The camera side is equally wild. Samsung is leaning hard into AI-powered photography with day-to-night scene conversion, object restoration (think: fixing a half-eaten cake back to its full glory), and a doodle-to-image feature where your rough sketch gets turned into a polished photo element. All of this lives inside the camera app itself, no jumping between editing tools.
Then there’s the S26 Ultra’s “Zero-Peeking Privacy” display. It uses per-pixel control to selectively hide sensitive content — passwords, message previews, notifications — from anyone looking over your shoulder. You can toggle it manually or let the phone handle it automatically. [Gizmochina got an early demo](https://www.gizmochina.com/2026/02/16/samsung-demos-galaxy-s26-ultras-zero-peeking-privacy-feature-in-action/) and it looked surprisingly practical.
The S26 series runs One UI 8.5 on Android 16, powered by the Snapdragon 8 Elite Gen 5. Pricing starts at $799 for the base S26, $999 for the S26+, and $1,299 for the Ultra.

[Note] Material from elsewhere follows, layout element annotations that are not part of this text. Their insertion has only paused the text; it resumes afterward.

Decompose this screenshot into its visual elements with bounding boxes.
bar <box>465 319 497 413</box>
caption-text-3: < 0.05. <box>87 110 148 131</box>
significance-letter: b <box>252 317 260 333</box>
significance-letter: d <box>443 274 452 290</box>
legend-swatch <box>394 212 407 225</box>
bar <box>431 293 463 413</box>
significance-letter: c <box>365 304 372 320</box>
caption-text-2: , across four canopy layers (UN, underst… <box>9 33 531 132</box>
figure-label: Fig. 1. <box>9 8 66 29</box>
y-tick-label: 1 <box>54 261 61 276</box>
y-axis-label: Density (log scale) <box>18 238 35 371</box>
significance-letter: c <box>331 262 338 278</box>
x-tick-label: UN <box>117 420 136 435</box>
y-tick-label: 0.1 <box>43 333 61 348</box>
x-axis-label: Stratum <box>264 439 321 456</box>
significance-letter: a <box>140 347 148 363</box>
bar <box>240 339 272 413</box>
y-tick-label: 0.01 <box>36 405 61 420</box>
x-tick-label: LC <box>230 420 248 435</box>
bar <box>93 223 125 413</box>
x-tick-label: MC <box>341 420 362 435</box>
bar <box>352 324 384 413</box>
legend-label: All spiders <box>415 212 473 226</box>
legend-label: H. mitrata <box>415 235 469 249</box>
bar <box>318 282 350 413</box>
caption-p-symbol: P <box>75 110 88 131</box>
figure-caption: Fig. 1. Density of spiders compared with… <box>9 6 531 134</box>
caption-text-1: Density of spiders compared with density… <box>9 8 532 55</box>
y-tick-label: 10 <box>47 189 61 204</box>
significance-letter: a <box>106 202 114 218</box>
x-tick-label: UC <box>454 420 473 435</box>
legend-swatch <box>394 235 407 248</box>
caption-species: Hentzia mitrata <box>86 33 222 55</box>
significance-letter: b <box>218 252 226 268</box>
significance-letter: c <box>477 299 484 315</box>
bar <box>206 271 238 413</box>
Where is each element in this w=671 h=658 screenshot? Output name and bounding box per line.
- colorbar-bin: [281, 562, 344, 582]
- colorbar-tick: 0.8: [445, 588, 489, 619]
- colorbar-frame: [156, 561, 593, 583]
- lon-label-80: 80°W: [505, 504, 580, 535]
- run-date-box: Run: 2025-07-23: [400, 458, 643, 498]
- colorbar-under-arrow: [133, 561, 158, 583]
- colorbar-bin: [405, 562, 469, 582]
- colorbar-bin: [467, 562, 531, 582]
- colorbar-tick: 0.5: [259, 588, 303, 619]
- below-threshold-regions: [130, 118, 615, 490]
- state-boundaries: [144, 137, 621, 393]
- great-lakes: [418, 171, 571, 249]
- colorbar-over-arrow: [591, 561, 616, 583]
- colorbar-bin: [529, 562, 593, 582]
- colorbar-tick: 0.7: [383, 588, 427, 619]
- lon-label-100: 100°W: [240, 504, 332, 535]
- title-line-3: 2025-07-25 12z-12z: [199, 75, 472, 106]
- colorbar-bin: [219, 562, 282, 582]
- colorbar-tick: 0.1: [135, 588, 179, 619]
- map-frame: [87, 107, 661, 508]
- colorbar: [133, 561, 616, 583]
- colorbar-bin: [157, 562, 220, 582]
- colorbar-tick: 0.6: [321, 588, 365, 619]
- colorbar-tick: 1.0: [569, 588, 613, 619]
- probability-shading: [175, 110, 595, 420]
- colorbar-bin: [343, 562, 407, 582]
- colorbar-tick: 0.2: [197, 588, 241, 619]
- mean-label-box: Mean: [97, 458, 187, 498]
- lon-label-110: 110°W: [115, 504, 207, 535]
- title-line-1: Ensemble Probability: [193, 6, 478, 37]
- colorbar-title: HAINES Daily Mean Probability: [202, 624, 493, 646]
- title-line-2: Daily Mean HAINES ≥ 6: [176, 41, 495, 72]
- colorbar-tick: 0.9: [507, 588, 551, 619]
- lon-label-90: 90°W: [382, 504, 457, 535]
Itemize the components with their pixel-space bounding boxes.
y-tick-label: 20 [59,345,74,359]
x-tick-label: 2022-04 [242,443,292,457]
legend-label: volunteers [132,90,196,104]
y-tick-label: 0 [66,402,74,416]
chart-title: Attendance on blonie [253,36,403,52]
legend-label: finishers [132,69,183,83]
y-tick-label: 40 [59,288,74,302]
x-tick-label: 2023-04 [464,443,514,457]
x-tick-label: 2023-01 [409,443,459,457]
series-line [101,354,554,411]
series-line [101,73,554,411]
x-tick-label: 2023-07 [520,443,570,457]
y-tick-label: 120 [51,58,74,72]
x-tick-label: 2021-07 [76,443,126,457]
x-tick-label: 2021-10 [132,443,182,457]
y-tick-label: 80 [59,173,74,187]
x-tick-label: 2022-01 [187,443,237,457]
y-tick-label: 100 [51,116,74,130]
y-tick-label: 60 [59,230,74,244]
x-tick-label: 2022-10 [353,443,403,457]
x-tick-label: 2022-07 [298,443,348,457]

Pre-orders are open now with devices shipping March 11th. [Engadget is already calling it](https://www.engadget.com/mobile/smartphones/samsung-galaxy-unpacked-2026-the-galaxy-s26-and-other-devices-that-might-launch-on-february-25-130000063.html) one of the biggest phone launches of 2026, and given that this is the first mainstream phone to let three competing AI assistants coexist at the system level, it’s hard to disagree. Whether you’re team Bixby (does that person exist?), team Gemini, or team Perplexity, the S26 says you don’t have to choose. And that alone makes it worth paying attention to.